我们在第2行开始while循环，然后继续在第4行抓取一个frame。

我们的帧被调整大小，并交换颜色通道（第12和13行）。调整大小可以加快处理速度，你可以尝试使用帧尺寸（frame dimension）来获得更高的每秒帧数（FPS）。dlib需要转换为RGB色彩空间（OpenCV默认BGR）。

在运行时，可以通过命令行参数传递输出视频路径（视情况选择）。所以，如果有必要，我们将初始化我们的视频写入器上线17-20。有关使用OpenCV将视频写入磁盘的更多信息，请参阅：https://www.pyimagesearch.com/2016/02/22/writing-to-video-with-opencv/

接下来，我们需要检测一个跟踪对象（如果我们还没有）：

	# if our correlation object tracker is None we first need to

	# apply an object detector to seed the tracker with something

	# to actually track

	if tracker is None:

		# grab the frame dimensions and convert the frame to a blob

		(h, w) = frame.shape[:2]

		blob = cv2.dnn.blobFromImage(frame, 0.007843, (w, h), 127.5)



		# pass the blob through the network and obtain the detections

		# and predictions

		net.setInput(blob)

		detections = net.forward()

如果我们的tracker对象为 None （第4行），我们首先需要检测输入帧中的对象。为此，我们创建一个 blob （第7行）并通过网络传递它（第11和12行）。

我们现在处理detections：

		# ensure at least one detection is made

		if len(detections) > 0:

			# find the index of the detection with the largest

			# probability -- out of convenience we are only going

			# to track the first object we find with the largest

			# probability; future examples will demonstrate how to

			# detect and extract *specific* objects

			i = np.argmax(detections[0, 0, :, 2])



			# grab the probability associated with the object along

			# with its class label

			conf = detections[0, 0, i, 2]

			label = CLASSES[int(detections[0, 0, i, 1])]

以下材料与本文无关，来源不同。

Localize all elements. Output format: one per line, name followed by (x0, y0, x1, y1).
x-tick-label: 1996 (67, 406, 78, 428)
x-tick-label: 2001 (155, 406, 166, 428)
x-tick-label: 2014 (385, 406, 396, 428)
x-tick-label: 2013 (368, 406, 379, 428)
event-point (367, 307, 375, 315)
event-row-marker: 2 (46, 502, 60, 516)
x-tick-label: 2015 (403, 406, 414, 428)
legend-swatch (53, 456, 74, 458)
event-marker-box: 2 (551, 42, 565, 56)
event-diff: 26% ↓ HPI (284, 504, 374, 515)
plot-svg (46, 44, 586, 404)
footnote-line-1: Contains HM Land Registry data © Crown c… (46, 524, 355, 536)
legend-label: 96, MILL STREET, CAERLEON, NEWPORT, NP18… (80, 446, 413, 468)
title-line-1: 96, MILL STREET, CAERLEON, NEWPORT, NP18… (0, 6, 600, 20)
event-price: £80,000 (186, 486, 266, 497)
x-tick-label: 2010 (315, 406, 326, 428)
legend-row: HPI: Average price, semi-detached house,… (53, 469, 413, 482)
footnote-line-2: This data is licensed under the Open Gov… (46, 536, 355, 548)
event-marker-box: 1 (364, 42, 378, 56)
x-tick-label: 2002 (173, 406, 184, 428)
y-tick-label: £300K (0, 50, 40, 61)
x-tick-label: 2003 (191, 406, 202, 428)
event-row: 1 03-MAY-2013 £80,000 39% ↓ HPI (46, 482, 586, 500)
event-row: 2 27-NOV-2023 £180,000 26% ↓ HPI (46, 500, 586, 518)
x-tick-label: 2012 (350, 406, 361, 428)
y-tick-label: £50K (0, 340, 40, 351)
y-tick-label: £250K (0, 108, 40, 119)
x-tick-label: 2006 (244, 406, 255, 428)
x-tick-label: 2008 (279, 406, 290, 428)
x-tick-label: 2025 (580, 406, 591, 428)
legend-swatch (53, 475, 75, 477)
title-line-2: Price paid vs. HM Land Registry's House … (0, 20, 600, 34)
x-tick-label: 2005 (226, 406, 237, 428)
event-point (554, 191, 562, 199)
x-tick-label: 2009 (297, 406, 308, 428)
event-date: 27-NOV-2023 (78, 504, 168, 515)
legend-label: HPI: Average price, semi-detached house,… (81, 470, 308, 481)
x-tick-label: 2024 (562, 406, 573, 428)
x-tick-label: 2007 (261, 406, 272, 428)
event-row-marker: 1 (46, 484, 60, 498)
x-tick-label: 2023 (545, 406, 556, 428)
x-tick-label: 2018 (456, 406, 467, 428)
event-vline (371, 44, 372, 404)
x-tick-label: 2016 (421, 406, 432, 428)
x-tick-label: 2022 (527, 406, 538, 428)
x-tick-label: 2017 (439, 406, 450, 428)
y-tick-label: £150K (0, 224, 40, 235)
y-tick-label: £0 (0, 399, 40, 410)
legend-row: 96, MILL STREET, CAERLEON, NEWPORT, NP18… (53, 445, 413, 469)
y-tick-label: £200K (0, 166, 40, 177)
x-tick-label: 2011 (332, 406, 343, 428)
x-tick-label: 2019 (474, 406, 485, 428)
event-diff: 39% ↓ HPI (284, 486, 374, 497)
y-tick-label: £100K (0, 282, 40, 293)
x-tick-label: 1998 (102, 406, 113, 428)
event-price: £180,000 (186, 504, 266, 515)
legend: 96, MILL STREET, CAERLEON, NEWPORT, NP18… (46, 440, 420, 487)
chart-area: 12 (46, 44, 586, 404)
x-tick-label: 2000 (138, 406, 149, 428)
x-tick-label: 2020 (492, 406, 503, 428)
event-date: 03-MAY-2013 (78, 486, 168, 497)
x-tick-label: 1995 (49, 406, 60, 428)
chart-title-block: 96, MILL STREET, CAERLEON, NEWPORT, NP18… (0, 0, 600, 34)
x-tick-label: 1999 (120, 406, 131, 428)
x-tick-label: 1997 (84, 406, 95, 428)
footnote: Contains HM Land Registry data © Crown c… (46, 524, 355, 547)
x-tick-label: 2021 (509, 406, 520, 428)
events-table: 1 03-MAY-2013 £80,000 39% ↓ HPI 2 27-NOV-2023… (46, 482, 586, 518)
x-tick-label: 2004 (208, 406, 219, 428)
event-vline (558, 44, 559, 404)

如果我们的物体探测器找到了若干对象（第2行），我们会抓取概率最大的对象（第8行）。

本文演示了如何使用dlib来执行单个目标跟踪，因此我们需要找到概率最高的检测对象（以后的博客文章将介绍使用dlib进行多目标跟踪）。

从那里，我们将获得了与对象相关的置信度（conf ）和label（第12和13行）。

现在是时候过滤掉检测结果了。这里，我们需要确保我们拥有通过命令行参数传递的正确类型的对象：

			# filter out weak detections by requiring a minimum

			# confidence

			if conf > args["confidence"] and label == args["label"]:

				# compute the (x, y)-coordinates of the bounding box

				# for the object

				box = detections[0, 0, i, 3:7] * np.array([w, h, w, h])

				(startX, startY, endX, endY) = box.astype("int")



				# construct a dlib rectangle object from the bounding

				# box coordinates and then start the dlib correlation

				# tracker

				tracker = dlib.correlation_tracker()

				rect = dlib.rectangle(startX, startY, endX, endY)

				tracker.start_track(rgb, rect)



				# draw the bounding box and text for the object

				cv2.rectangle(frame, (startX, startY), (endX, endY),

					(0, 255, 0), 2)

				cv2.putText(frame, label, (startX, startY - 15),

					cv2.FONT_HERSHEY_SIMPLEX, 0.45, (0, 255, 0), 2)

第3行，我们检查以确保conf超过置信度阈值，并且该对象实际上是我们正在寻找的类的类型。当我们稍后运行脚本时，我们将使用“person”或“cat”作为示例，以便你可以看到我们如何过滤结果。

我们在第6行和第7行确定对象的边界框坐标（box）。

然后我们建立我们的dlib目标跟踪器并提供边界框坐标（第14-16行）。这样，未来的跟踪更新将很容易。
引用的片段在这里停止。